12. The microfabricated needle of claim 11 wherein an end of the hollow portion is in fluid communication with a catheter.

13. The microfabricated needle of claim 9 wherein an interior cross-sectional dimension of the shaft is between about 25 to 200 microns, an exterior cross-sectional dimension of the shaft is between about 50 to 700 microns, and the microfabricated needle has a length of between about 1 and 10 millimeters.

14. The microfabricated needle of claim 9 wherein the tip is solid or hollow.

15. A method of making a microfabricated surgical device comprising:

defining at least one channel in a surface of a first substrate;

joining a second substrate to the first substrate to cover the channel;

forming a trench in the first and second substrates on each side of the channel to define a shell structure; and

releasing the shell structure from the first and second substrates.

16. The method of claim 15 wherein the channel is etched into the first substrate.

17. The method of claim 16 wherein the first substrate is joined to the second substrate by a fusion bonding process.

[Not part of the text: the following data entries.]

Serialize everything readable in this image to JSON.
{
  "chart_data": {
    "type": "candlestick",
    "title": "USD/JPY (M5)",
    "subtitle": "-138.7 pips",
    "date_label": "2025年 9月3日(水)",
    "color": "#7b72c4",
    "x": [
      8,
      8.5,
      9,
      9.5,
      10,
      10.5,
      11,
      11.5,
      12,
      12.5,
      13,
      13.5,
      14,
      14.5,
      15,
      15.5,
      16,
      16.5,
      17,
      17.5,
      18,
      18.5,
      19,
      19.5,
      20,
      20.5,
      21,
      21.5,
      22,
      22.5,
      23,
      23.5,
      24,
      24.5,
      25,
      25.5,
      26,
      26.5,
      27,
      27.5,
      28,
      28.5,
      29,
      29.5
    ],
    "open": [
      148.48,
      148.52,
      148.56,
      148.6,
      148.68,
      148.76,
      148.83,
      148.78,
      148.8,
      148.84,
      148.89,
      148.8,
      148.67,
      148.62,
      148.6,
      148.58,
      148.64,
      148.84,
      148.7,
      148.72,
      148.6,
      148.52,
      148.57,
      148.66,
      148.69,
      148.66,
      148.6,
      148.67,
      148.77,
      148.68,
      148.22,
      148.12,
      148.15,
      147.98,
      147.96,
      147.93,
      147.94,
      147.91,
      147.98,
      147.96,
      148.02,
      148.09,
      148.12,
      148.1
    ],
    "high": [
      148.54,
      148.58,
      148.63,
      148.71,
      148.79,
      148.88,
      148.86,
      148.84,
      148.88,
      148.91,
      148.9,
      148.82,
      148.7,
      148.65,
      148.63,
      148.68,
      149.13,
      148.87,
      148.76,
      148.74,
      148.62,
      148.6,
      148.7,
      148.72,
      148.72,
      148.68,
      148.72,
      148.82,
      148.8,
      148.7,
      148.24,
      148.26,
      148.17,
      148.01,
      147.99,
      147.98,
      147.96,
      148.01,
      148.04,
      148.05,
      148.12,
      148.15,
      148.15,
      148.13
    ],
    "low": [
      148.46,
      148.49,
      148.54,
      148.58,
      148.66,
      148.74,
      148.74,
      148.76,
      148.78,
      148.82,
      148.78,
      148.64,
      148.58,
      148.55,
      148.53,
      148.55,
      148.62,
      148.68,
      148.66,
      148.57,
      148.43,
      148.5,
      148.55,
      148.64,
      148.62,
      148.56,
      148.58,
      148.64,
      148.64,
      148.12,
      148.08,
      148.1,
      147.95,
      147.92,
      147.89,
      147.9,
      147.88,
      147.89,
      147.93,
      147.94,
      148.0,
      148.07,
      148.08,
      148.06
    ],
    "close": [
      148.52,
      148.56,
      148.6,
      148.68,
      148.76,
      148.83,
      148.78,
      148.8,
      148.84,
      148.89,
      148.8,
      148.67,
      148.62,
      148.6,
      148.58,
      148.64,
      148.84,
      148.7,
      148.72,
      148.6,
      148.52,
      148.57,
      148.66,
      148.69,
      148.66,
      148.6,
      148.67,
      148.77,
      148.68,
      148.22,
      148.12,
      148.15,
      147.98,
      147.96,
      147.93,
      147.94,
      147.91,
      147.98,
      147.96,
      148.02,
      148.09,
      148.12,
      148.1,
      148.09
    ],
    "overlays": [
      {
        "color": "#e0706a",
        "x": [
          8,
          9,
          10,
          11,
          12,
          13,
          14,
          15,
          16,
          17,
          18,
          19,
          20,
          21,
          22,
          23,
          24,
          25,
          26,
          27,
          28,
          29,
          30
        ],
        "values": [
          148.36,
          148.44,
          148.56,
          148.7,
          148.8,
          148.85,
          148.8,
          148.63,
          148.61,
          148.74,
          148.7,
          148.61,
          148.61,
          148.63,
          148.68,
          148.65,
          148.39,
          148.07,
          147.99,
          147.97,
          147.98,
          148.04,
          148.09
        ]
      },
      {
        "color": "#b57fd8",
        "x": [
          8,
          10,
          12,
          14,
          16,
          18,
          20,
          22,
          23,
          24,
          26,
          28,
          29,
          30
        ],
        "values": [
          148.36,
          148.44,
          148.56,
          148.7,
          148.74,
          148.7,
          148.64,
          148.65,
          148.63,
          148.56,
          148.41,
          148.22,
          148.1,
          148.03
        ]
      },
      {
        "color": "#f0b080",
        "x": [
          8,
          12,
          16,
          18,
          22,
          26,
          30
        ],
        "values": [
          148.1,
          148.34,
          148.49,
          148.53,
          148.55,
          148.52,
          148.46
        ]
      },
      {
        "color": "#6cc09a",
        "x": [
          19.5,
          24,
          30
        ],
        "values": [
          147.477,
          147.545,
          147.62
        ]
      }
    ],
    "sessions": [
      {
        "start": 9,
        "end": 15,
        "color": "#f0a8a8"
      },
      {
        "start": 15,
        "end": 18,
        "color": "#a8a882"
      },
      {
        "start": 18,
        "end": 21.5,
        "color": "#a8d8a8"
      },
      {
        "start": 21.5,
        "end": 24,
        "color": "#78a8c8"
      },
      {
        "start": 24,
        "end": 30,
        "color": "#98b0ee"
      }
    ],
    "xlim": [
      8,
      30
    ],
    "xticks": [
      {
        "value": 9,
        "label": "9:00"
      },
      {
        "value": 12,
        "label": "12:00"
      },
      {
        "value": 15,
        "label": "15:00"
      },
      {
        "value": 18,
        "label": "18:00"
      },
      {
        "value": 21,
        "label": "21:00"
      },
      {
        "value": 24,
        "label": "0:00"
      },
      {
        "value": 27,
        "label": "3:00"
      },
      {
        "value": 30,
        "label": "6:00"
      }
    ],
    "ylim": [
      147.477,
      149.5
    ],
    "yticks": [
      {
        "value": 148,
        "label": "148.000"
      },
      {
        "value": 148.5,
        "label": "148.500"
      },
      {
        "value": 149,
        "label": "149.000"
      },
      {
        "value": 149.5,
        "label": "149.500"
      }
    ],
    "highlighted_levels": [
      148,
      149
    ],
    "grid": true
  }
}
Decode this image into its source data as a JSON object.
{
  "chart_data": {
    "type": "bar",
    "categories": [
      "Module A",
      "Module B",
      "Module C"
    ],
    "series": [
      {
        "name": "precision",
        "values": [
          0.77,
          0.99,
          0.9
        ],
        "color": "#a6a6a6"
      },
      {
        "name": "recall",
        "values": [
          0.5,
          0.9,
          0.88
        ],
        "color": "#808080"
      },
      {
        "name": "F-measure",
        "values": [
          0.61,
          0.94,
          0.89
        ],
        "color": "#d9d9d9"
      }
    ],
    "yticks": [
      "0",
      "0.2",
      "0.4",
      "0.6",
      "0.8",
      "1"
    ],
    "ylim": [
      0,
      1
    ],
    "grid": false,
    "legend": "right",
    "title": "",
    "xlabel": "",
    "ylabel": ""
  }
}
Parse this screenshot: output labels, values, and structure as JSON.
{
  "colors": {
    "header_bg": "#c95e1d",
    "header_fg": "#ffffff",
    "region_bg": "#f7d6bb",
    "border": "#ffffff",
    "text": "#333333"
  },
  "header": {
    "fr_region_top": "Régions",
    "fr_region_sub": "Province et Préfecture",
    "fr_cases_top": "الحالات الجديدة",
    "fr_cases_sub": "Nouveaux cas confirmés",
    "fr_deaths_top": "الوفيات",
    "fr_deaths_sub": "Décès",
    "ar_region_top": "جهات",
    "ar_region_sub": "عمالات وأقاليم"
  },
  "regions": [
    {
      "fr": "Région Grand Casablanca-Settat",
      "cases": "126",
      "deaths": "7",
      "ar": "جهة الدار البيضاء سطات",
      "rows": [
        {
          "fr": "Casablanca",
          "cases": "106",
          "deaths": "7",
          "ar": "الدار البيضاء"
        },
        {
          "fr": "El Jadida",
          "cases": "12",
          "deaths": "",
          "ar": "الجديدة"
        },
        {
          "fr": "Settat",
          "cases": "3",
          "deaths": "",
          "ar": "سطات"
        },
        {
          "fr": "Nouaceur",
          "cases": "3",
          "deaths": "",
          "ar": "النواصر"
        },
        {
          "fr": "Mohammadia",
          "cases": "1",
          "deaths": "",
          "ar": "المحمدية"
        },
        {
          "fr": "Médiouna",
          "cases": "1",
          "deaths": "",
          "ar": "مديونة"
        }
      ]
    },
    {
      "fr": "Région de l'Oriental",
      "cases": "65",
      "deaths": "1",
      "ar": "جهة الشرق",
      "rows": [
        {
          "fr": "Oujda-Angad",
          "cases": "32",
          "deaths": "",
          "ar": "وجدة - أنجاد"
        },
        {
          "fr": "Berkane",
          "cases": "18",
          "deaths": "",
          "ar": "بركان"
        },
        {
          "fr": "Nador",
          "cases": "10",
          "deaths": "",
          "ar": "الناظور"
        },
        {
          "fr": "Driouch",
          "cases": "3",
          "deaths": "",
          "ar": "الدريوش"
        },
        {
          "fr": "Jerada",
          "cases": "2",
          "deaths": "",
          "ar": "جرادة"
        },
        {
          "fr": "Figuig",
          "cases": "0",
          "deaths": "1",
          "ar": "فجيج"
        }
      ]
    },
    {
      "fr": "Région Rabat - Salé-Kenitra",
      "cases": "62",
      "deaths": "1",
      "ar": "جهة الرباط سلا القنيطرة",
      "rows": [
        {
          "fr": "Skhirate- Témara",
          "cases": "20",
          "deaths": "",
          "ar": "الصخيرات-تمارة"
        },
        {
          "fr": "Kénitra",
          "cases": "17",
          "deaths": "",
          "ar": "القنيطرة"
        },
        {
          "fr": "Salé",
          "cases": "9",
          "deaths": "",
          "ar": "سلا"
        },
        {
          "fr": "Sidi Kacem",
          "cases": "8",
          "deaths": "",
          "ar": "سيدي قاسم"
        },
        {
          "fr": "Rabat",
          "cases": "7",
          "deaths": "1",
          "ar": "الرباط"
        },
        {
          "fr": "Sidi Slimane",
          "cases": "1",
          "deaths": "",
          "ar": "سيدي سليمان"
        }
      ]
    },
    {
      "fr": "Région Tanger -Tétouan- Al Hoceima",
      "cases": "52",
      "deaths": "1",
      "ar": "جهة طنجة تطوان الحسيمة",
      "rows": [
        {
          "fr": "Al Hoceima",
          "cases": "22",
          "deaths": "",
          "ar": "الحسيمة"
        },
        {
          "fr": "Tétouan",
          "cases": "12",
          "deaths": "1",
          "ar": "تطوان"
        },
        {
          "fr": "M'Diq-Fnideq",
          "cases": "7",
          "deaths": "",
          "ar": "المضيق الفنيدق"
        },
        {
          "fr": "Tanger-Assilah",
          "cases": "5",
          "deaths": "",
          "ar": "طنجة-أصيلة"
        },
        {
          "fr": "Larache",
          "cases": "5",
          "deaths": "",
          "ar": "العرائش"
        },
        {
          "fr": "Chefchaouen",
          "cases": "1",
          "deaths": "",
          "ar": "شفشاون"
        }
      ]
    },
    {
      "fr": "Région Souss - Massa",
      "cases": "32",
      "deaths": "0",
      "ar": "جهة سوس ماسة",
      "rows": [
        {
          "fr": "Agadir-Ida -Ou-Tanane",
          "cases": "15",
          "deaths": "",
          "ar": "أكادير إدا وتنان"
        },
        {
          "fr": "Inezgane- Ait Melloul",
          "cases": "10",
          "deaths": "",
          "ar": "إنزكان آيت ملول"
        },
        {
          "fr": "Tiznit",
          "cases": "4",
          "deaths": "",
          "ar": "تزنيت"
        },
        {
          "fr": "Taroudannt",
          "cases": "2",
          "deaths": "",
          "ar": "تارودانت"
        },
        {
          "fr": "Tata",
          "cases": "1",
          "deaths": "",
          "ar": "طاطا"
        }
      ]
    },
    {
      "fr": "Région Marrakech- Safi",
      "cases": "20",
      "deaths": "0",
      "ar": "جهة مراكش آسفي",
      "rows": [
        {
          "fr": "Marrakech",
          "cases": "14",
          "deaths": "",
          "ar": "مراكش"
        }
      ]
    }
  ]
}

18. The method of claim 16 wherein the trench is located on each side of the channel by an infrared alignment technique.

19. The method of claim 16 wherein the first substrate is a silicon wafer and the second substrate is a silicon on insulator wafer.

20. The method of claim 19 wherein the shell structure is released by etching the insulator of the silicon on insulator wafer.

21. The method of claim 15 wherein a plurality of channels are defined in the surface of the first substrate to form a plurality of shell structures.

22. A method of making a microfabricated surgical device comprising:

defining a channel in a surface of a first substrate;

joining a second substrate to the first substrate to cover the channel;

forming a trench in the first and second substrates on each side of the channel to define a shell structure;

releasing the shell structure having a hollow portion from the first and second substrates; and

conformally depositing a polymer on inside and outside surfaces of the shell structure.

23. The method of claim 22 wherein the polymer is Parylene.

24. The method of claim 22 wherein the polymer is deposited by gas vapor deposition.

25. The method of claim 22 wherein the polymer is selected from the group consisting of Parylene N, Parylene C, Parylene D, polystyrene or Teflon®.